Unicode error in PageTemplate

Bug #143431 reported by Yury Don
2
Affects Status Importance Assigned to Milestone
Zope 2
Won't Fix
Medium
Unassigned

Bug Description

I have management_page_charset property with value "koi8-r". With zope 2.8 I can't create or edit Page Template if it contains russian characters in koi8-r encoding. When I try to save such Page Template, I'm getting an error:
Error Type: UnicodeDecodeError
Error Value: 'ascii' codec can't decode byte 0xf2 in position 199: ordinal not in range(128)

If it's new (created in zope 2.8) object, traceback is:
Module ZPublisher.Publish, line 113, in publish
Module ZPublisher.mapply, line 88, in mapply
Module ZPublisher.Publish, line 40, in call_object
Module Products.PageTemplates.ZopePageTemplate, line 142, in pt_editAction
Module Shared.DC.Scripts.Bindings, line 311, in __call__
Module Shared.DC.Scripts.Bindings, line 348, in _bindAndExec
Module Products.PageTemplates.PageTemplateFile, line 110, in _exec
Module Products.PageTemplates.PageTemplate, line 103, in pt_render
<PageTemplateFile at /rft/adv/ll/pt_editForm>
Module StringIO, line 203, in getvalue

If it's old (created in zope 2.7) object, traceback is:
Module ZPublisher.Publish, line 113, in publish
Module ZPublisher.mapply, line 88, in mapply
Module ZPublisher.Publish, line 40, in call_object
Module Products.PageTemplates.ZopePageTemplate, line 135, in pt_editAction
Module Products.PageTemplates.PageTemplate, line 66, in pt_edit
Module Products.PageTemplates.ZopePageTemplate, line 224, in write
Module Products.PageTemplates.PageTemplate, line 144, in write

In zope 2.7 etherything was ok.

Tags: bug zope
Revision history for this message
Andreas Jung (ajung) wrote :

Changes: submitter email, importance (critical => medium)

Revision history for this message
Andreas Jung (ajung) wrote :

Could you try to figure out where the problem is? I've no idea how to reproduce this behaviour with utf8 or so...

Revision history for this message
Alexander Naberenkov (anaber) wrote :

I have exactly the same problem.
To fix it, I tried to insert "sys.setdefaultencoding('cp1251')" into the sitecustomize.py. Then I could upload file with russian characters in management console, but when I tried to view this one, I saw the '?' symbols instead of letters.

Revision history for this message
Christian Schildwaechter (faduci) wrote :

I have the same problems with German umlauts and the utf8 setting. If I set management_page_charset as a property of the root folder to 'utf8' and try to store a ZPT that contains umlauts, I get an error:

Error Type: UnicodeDecodeError
Error Value: 'ascii' codec can't decode byte 0xXX in position YYY: ordinal not in range(128)

If I try to save the exact same object in Zope 2.7.4 with the same setting for management_page_charset everything works fine (to my astonishment).

If I remove management_page_charset and force the browser to display the ZMI as utf8 before I paste the source of the ZPT, it works fine also.

So for me the problem seems to be that management_page_charset does not seem to work as it did in 2.7.4.

Revision history for this message
Florent Guillaume (efge) wrote :

This is probably due to broken browsers that don't post back content with the encoding specified in the page.

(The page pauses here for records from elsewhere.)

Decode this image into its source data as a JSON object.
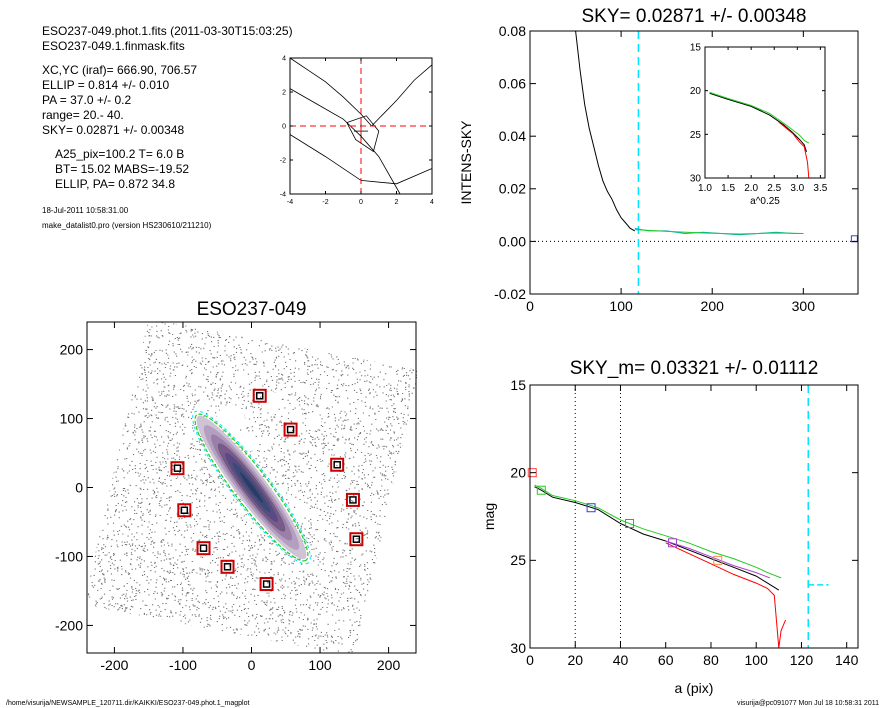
{
  "header": {
    "lines": [
      "ESO237-049.phot.1.fits  (2011-03-30T15:03:25)",
      "ESO237-049.1.finmask.fits",
      "XC,YC (iraf)=   666.90, 706.57",
      "ELLIP = 0.814 +/- 0.010",
      "PA    = 37.0 +/-   0.2",
      "range=  20.-   40.",
      "SKY= 0.02871 +/- 0.00348",
      "A25_pix=100.2   T= 6.0  B",
      "BT=  15.02   MABS=-19.52",
      "ELLIP, PA= 0.872   34.8",
      "18-Jul-2011 10:58:31.00",
      "make_datalist0.pro (version HS230610/211210)"
    ]
  },
  "footer": {
    "path": "/home/visurija/NEWSAMPLE_120711.dir/KAIKKI/ESO237-049.phot.1_magplot",
    "user": "visurija@pc091077  Mon Jul 18 10:58:31 2011"
  },
  "colors": {
    "sky_dash": "#00e5ff",
    "red": "#ff0000",
    "green": "#22cc22",
    "purple": "#aa44cc",
    "blue": "#3344cc",
    "orange": "#ff8844",
    "gray_points": "#777777",
    "galaxy_purple": "#7a5a8a",
    "marker_red": "#cc0000"
  },
  "chart_data": [
    {
      "id": "center_plot",
      "type": "line",
      "title": "",
      "xlim": [
        -4,
        4
      ],
      "ylim": [
        -4,
        4
      ],
      "xticks": [
        -4,
        -2,
        0,
        2,
        4
      ],
      "yticks": [
        -4,
        -2,
        0,
        2,
        4
      ],
      "series": [
        {
          "color": "#000000",
          "x": [
            -4,
            -3,
            -2,
            -1,
            0,
            0.6
          ],
          "y": [
            4,
            3.3,
            2.6,
            1.7,
            0.7,
            0
          ]
        },
        {
          "color": "#000000",
          "x": [
            -4,
            -2.5,
            -1,
            0,
            1,
            2.2
          ],
          "y": [
            2.2,
            1.3,
            0.4,
            -0.6,
            -1.8,
            -4
          ]
        },
        {
          "color": "#000000",
          "x": [
            -4,
            -2,
            0,
            2,
            4
          ],
          "y": [
            -0.5,
            -1.8,
            -3.2,
            -3.4,
            -2.5
          ]
        },
        {
          "color": "#000000",
          "x": [
            0.6,
            2,
            3,
            4
          ],
          "y": [
            0,
            1.5,
            2.7,
            3.6
          ]
        },
        {
          "color": "#000000",
          "x": [
            -0.8,
            0.3,
            1,
            0.7,
            -0.3,
            -0.8
          ],
          "y": [
            0.2,
            0.6,
            -0.3,
            -1.5,
            -0.8,
            0.2
          ]
        },
        {
          "color": "#000000",
          "x": [
            0,
            0
          ],
          "y": [
            -0.9,
            0.3
          ]
        },
        {
          "color": "#000000",
          "x": [
            -0.4,
            0.4
          ],
          "y": [
            -0.3,
            -0.3
          ]
        }
      ],
      "crosshair": {
        "x": 0,
        "y": 0,
        "color": "#ff0000"
      }
    },
    {
      "id": "intens_sky",
      "type": "line",
      "title": "SKY= 0.02871 +/- 0.00348",
      "xlabel": "",
      "ylabel": "INTENS-SKY",
      "xlim": [
        0,
        360
      ],
      "ylim": [
        -0.02,
        0.08
      ],
      "xticks": [
        0,
        100,
        200,
        300
      ],
      "yticks": [
        -0.02,
        0,
        0.02,
        0.04,
        0.06,
        0.08
      ],
      "ytick_labels": [
        "-0.02",
        "0.00",
        "0.02",
        "0.04",
        "0.06",
        "0.08"
      ],
      "series": [
        {
          "color": "#000000",
          "x": [
            50,
            55,
            60,
            65,
            70,
            75,
            80,
            85,
            90,
            95,
            100,
            105,
            110,
            115
          ],
          "y": [
            0.08,
            0.065,
            0.052,
            0.043,
            0.036,
            0.029,
            0.023,
            0.019,
            0.016,
            0.012,
            0.009,
            0.007,
            0.005,
            0.004
          ]
        },
        {
          "color": "#00aacc",
          "x": [
            115,
            130,
            150,
            170,
            190,
            210,
            230,
            250,
            270,
            290,
            300
          ],
          "y": [
            0.005,
            0.004,
            0.004,
            0.003,
            0.0035,
            0.003,
            0.0025,
            0.003,
            0.0035,
            0.003,
            0.003
          ]
        },
        {
          "color": "#22cc22",
          "x": [
            115,
            150,
            190,
            230,
            270,
            300
          ],
          "y": [
            0.0045,
            0.0038,
            0.0032,
            0.0028,
            0.0032,
            0.003
          ]
        }
      ],
      "hlines": [
        0
      ],
      "vlines": [
        {
          "x": 119,
          "color": "#00e5ff"
        }
      ],
      "markers": [
        {
          "x": 356,
          "y": 0.001,
          "color": "#3344cc"
        }
      ],
      "inset": {
        "xlabel": "a^0.25",
        "xlim": [
          1.0,
          3.6
        ],
        "ylim": [
          30,
          15
        ],
        "xticks": [
          1.0,
          1.5,
          2.0,
          2.5,
          3.0,
          3.5
        ],
        "xtick_labels": [
          "1.0",
          "1.5",
          "2.0",
          "2.5",
          "3.0",
          "3.5"
        ],
        "yticks": [
          15,
          20,
          25,
          30
        ],
        "series": [
          {
            "color": "#000000",
            "x": [
              1.1,
              1.5,
              2.0,
              2.4,
              2.7,
              2.9,
              3.05,
              3.15,
              3.2
            ],
            "y": [
              20.3,
              21.0,
              21.8,
              22.8,
              23.9,
              24.8,
              25.6,
              26.2,
              27.0
            ]
          },
          {
            "color": "#22cc22",
            "x": [
              1.1,
              1.5,
              2.0,
              2.4,
              2.7,
              2.9,
              3.05,
              3.15,
              3.25
            ],
            "y": [
              20.2,
              20.9,
              21.7,
              22.6,
              23.7,
              24.5,
              25.1,
              25.7,
              26.0
            ]
          },
          {
            "color": "#ff0000",
            "x": [
              2.6,
              2.9,
              3.05,
              3.15,
              3.22,
              3.25
            ],
            "y": [
              23.6,
              24.9,
              25.9,
              26.4,
              28.2,
              30.0
            ]
          }
        ]
      }
    },
    {
      "id": "galaxy_image",
      "type": "scatter",
      "title": "ESO237-049",
      "xlim": [
        -240,
        240
      ],
      "ylim": [
        -240,
        240
      ],
      "xticks": [
        -200,
        -100,
        0,
        100,
        200
      ],
      "yticks": [
        -200,
        -100,
        0,
        100,
        200
      ],
      "galaxy": {
        "cx": 0,
        "cy": 0,
        "major": 130,
        "ratio": 0.17,
        "angle_deg": 53
      },
      "mask_markers": [
        [
          12,
          133
        ],
        [
          57,
          84
        ],
        [
          125,
          33
        ],
        [
          -108,
          28
        ],
        [
          148,
          -18
        ],
        [
          -98,
          -33
        ],
        [
          153,
          -75
        ],
        [
          -70,
          -88
        ],
        [
          -35,
          -115
        ],
        [
          22,
          -140
        ]
      ]
    },
    {
      "id": "mag_profile",
      "type": "line",
      "title": "SKY_m=  0.03321 +/- 0.01112",
      "xlabel": "a (pix)",
      "ylabel": "mag",
      "xlim": [
        0,
        145
      ],
      "ylim": [
        30,
        15
      ],
      "xticks": [
        0,
        20,
        40,
        60,
        80,
        100,
        120,
        140
      ],
      "yticks": [
        15,
        20,
        25,
        30
      ],
      "series": [
        {
          "color": "#000000",
          "x": [
            2,
            5,
            10,
            20,
            30,
            40,
            50,
            60,
            70,
            80,
            90,
            100,
            105,
            110
          ],
          "y": [
            20.8,
            21.0,
            21.4,
            21.7,
            22.1,
            22.9,
            23.5,
            23.9,
            24.4,
            24.9,
            25.4,
            25.9,
            26.3,
            26.7
          ]
        },
        {
          "color": "#22cc22",
          "x": [
            2,
            5,
            10,
            20,
            30,
            40,
            50,
            60,
            70,
            80,
            90,
            100,
            105,
            111
          ],
          "y": [
            20.7,
            20.9,
            21.3,
            21.6,
            22.0,
            22.7,
            23.2,
            23.6,
            24.0,
            24.5,
            24.9,
            25.4,
            25.7,
            26.0
          ]
        },
        {
          "color": "#ff0000",
          "x": [
            60,
            70,
            80,
            90,
            100,
            105,
            108,
            110,
            111,
            113
          ],
          "y": [
            24.0,
            24.6,
            25.2,
            25.8,
            26.3,
            26.6,
            27.0,
            30.0,
            29.0,
            28.4
          ]
        },
        {
          "color": "#aa44cc",
          "x": [
            60,
            70,
            80,
            90,
            100,
            106
          ],
          "y": [
            23.9,
            24.3,
            24.8,
            25.3,
            25.7,
            26.0
          ]
        }
      ],
      "vlines": [
        {
          "x": 20,
          "color": "#000000",
          "style": "dotted"
        },
        {
          "x": 40,
          "color": "#000000",
          "style": "dotted"
        },
        {
          "x": 123,
          "color": "#00e5ff",
          "style": "dashed"
        }
      ],
      "sky_segment": {
        "x": [
          123,
          132
        ],
        "y": 26.4,
        "color": "#00e5ff"
      },
      "markers": [
        {
          "x": 1,
          "y": 20.0,
          "color": "#ff4444"
        },
        {
          "x": 5,
          "y": 21.0,
          "color": "#22cc22"
        },
        {
          "x": 27,
          "y": 22.0,
          "color": "#3344cc"
        },
        {
          "x": 44,
          "y": 22.9,
          "color": "#00aacc"
        },
        {
          "x": 63,
          "y": 24.0,
          "color": "#aa44cc"
        },
        {
          "x": 83,
          "y": 25.0,
          "color": "#ff8844"
        }
      ]
    }
  ]
}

What browser are you using? It works for me here with Safari.

Maybe an accept-charset should be used on the input form for these broken browsers.
See http://www.w3.org/TR/html40/interact/forms.html#h-17.3 for the spec.

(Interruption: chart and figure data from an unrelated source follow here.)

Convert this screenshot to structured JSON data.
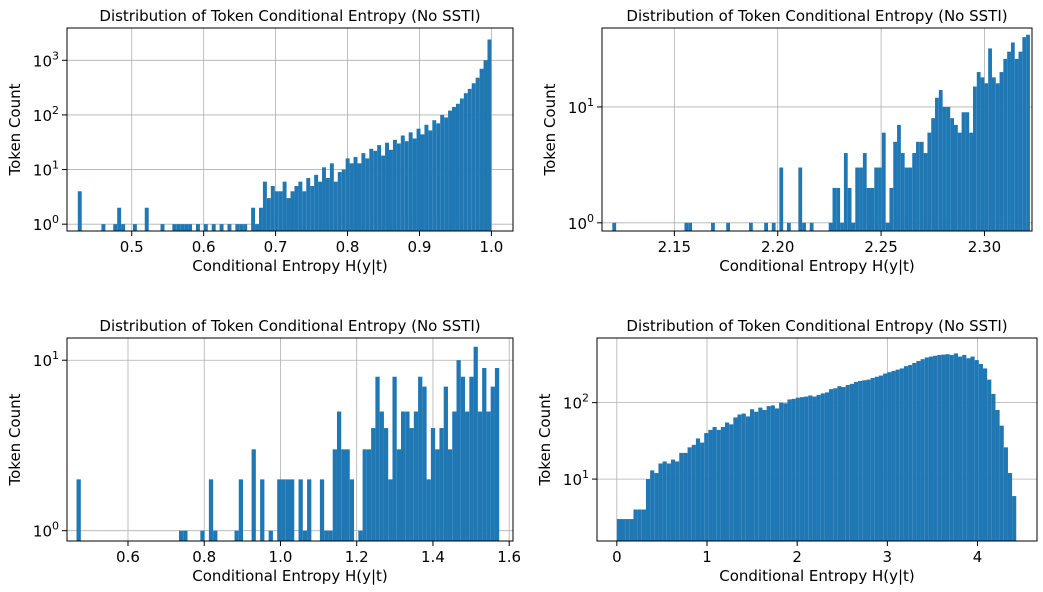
{
  "chart_data": [
    {
      "type": "bar",
      "title": "Distribution of Token Conditional Entropy (No SSTI)",
      "xlabel": "Conditional Entropy H(y|t)",
      "ylabel": "Token Count",
      "xlim": [
        0.41,
        1.03
      ],
      "ylim_log": [
        0.75,
        3900
      ],
      "y_scale": "log",
      "grid": true,
      "bar_color": "#1f77b4",
      "bin_range": [
        0.425,
        1.0
      ],
      "xticks": [
        {
          "v": 0.5,
          "label": "0.5"
        },
        {
          "v": 0.6,
          "label": "0.6"
        },
        {
          "v": 0.7,
          "label": "0.7"
        },
        {
          "v": 0.8,
          "label": "0.8"
        },
        {
          "v": 0.9,
          "label": "0.9"
        },
        {
          "v": 1.0,
          "label": "1.0"
        }
      ],
      "yticks": [
        {
          "v": 1,
          "b": "10",
          "e": "0"
        },
        {
          "v": 10,
          "b": "10",
          "e": "1"
        },
        {
          "v": 100,
          "b": "10",
          "e": "2"
        },
        {
          "v": 1000,
          "b": "10",
          "e": "3"
        }
      ],
      "values": [
        4,
        0,
        0,
        0,
        0,
        0,
        1,
        0,
        0,
        1,
        2,
        1,
        0,
        0,
        1,
        0,
        0,
        2,
        0,
        0,
        0,
        1,
        0,
        0,
        1,
        1,
        1,
        1,
        1,
        0,
        1,
        0,
        1,
        0,
        1,
        0,
        1,
        0,
        1,
        0,
        1,
        1,
        1,
        0,
        2,
        1,
        2,
        6,
        3,
        5,
        4,
        4,
        6,
        3,
        4,
        5,
        6,
        4,
        7,
        5,
        8,
        6,
        11,
        7,
        13,
        6,
        9,
        10,
        16,
        13,
        17,
        13,
        20,
        16,
        24,
        22,
        28,
        18,
        31,
        23,
        35,
        30,
        42,
        33,
        48,
        37,
        56,
        44,
        66,
        52,
        80,
        70,
        100,
        90,
        120,
        140,
        160,
        200,
        250,
        300,
        380,
        480,
        700,
        1000,
        2400
      ]
    },
    {
      "type": "bar",
      "title": "Distribution of Token Conditional Entropy (No SSTI)",
      "xlabel": "Conditional Entropy H(y|t)",
      "ylabel": "Token Count",
      "xlim": [
        2.115,
        2.323
      ],
      "ylim_log": [
        0.85,
        48
      ],
      "y_scale": "log",
      "grid": true,
      "bar_color": "#1f77b4",
      "bin_range": [
        2.12,
        2.322
      ],
      "xticks": [
        {
          "v": 2.15,
          "label": "2.15"
        },
        {
          "v": 2.2,
          "label": "2.20"
        },
        {
          "v": 2.25,
          "label": "2.25"
        },
        {
          "v": 2.3,
          "label": "2.30"
        }
      ],
      "yticks": [
        {
          "v": 1,
          "b": "10",
          "e": "0"
        },
        {
          "v": 10,
          "b": "10",
          "e": "1"
        }
      ],
      "values": [
        1,
        0,
        0,
        0,
        0,
        0,
        0,
        0,
        0,
        0,
        0,
        0,
        0,
        0,
        0,
        0,
        0,
        0,
        0,
        1,
        1,
        0,
        0,
        0,
        0,
        0,
        1,
        0,
        0,
        0,
        1,
        0,
        0,
        0,
        0,
        0,
        1,
        0,
        0,
        0,
        1,
        0,
        1,
        0,
        3,
        0,
        1,
        0,
        0,
        3,
        1,
        0,
        1,
        0,
        0,
        0,
        0,
        1,
        2,
        2,
        1,
        4,
        2,
        1,
        3,
        3,
        4,
        2,
        2,
        3,
        3,
        6,
        1,
        2,
        5,
        7,
        4,
        3,
        3,
        4,
        5,
        5,
        4,
        6,
        8,
        12,
        14,
        10,
        10,
        8,
        7,
        6,
        9,
        9,
        6,
        15,
        20,
        18,
        16,
        32,
        18,
        16,
        20,
        26,
        30,
        36,
        26,
        30,
        40,
        42
      ]
    },
    {
      "type": "bar",
      "title": "Distribution of Token Conditional Entropy (No SSTI)",
      "xlabel": "Conditional Entropy H(y|t)",
      "ylabel": "Token Count",
      "xlim": [
        0.44,
        1.61
      ],
      "ylim_log": [
        0.87,
        13.5
      ],
      "y_scale": "log",
      "grid": true,
      "bar_color": "#1f77b4",
      "bin_range": [
        0.465,
        1.585
      ],
      "xticks": [
        {
          "v": 0.6,
          "label": "0.6"
        },
        {
          "v": 0.8,
          "label": "0.8"
        },
        {
          "v": 1.0,
          "label": "1.0"
        },
        {
          "v": 1.2,
          "label": "1.2"
        },
        {
          "v": 1.4,
          "label": "1.4"
        },
        {
          "v": 1.6,
          "label": "1.6"
        }
      ],
      "yticks": [
        {
          "v": 1,
          "b": "10",
          "e": "0"
        },
        {
          "v": 10,
          "b": "10",
          "e": "1"
        }
      ],
      "values": [
        2,
        0,
        0,
        0,
        0,
        0,
        0,
        0,
        0,
        0,
        0,
        0,
        0,
        0,
        0,
        0,
        0,
        0,
        0,
        0,
        0,
        0,
        0,
        0,
        1,
        1,
        0,
        0,
        0,
        1,
        0,
        2,
        1,
        0,
        0,
        0,
        0,
        1,
        2,
        0,
        0,
        3,
        0,
        2,
        0,
        1,
        0,
        2,
        2,
        2,
        2,
        0,
        2,
        1,
        2,
        0,
        0,
        2,
        1,
        1,
        3,
        5,
        3,
        3,
        2,
        0,
        1,
        3,
        3,
        4,
        8,
        5,
        4,
        2,
        8,
        3,
        5,
        5,
        4,
        5,
        8,
        7,
        2,
        4,
        3,
        4,
        7,
        3,
        5,
        10,
        8,
        5,
        8,
        12,
        5,
        9,
        5,
        7,
        9,
        0
      ]
    },
    {
      "type": "bar",
      "title": "Distribution of Token Conditional Entropy (No SSTI)",
      "xlabel": "Conditional Entropy H(y|t)",
      "ylabel": "Token Count",
      "xlim": [
        -0.22,
        4.66
      ],
      "ylim_log": [
        1.55,
        700
      ],
      "y_scale": "log",
      "grid": true,
      "bar_color": "#1f77b4",
      "bin_range": [
        0.0,
        4.43
      ],
      "xticks": [
        {
          "v": 0,
          "label": "0"
        },
        {
          "v": 1,
          "label": "1"
        },
        {
          "v": 2,
          "label": "2"
        },
        {
          "v": 3,
          "label": "3"
        },
        {
          "v": 4,
          "label": "4"
        }
      ],
      "yticks": [
        {
          "v": 10,
          "b": "10",
          "e": "1"
        },
        {
          "v": 100,
          "b": "10",
          "e": "2"
        }
      ],
      "values": [
        3,
        3,
        3,
        3,
        4,
        4,
        4,
        10,
        13,
        12,
        16,
        17,
        16,
        18,
        17,
        22,
        22,
        26,
        28,
        34,
        30,
        40,
        44,
        48,
        44,
        48,
        55,
        52,
        64,
        70,
        72,
        66,
        82,
        76,
        86,
        80,
        90,
        92,
        84,
        100,
        98,
        110,
        112,
        116,
        118,
        120,
        124,
        120,
        126,
        132,
        136,
        150,
        154,
        164,
        160,
        170,
        176,
        186,
        192,
        196,
        200,
        210,
        218,
        226,
        240,
        250,
        260,
        270,
        280,
        300,
        310,
        330,
        350,
        370,
        390,
        400,
        410,
        420,
        424,
        430,
        420,
        440,
        400,
        420,
        380,
        400,
        360,
        320,
        280,
        200,
        130,
        80,
        50,
        26,
        12,
        6
      ]
    }
  ]
}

Revision history for this message
Yury Don (gercon) wrote :

Due to servers crash I had no possibility to install zope for testing, and now I've installed 2.8.1 and tested on it.
The second error (with saving old page templates) was solved by changing method PageTemplate.write in PageTemplate.py
Now old page templates (created in zope 2.7) been saving normaly unless it contents python expressions with non-ascii (e.g. cyrillic) characters
    def write(self, text):
        assert type(text) in types.StringTypes
        if text[:len(self._error_start)] == self._error_start:
            errend = text.find('-->')
            if errend >= 0:
                text = text[errend + 4:]

        #Added by Don
        charset = getattr(self, 'management_page_charset', None)
        if charset and type(self._text) == types.StringType:
            try:
                unicode(self._text,'us-ascii')
            except UnicodeDecodeError:
                self._text = unicode(self._text, charset)
        #end Don's addition

        if self._text != text:
            self._text = text
        self._cook()

Now problem persists only when I try to save page template containing python expression with non-ascii characters
For example, I've created page template with one string:
<tal:block replace="python:request.get('Here word with cyrillic characters')" />
And when save it, got and error:
Compilation failed
exceptions.UnicodeEncodeError: 'ascii' codec can't encode characters in position 32-34: ordinal not in range(128)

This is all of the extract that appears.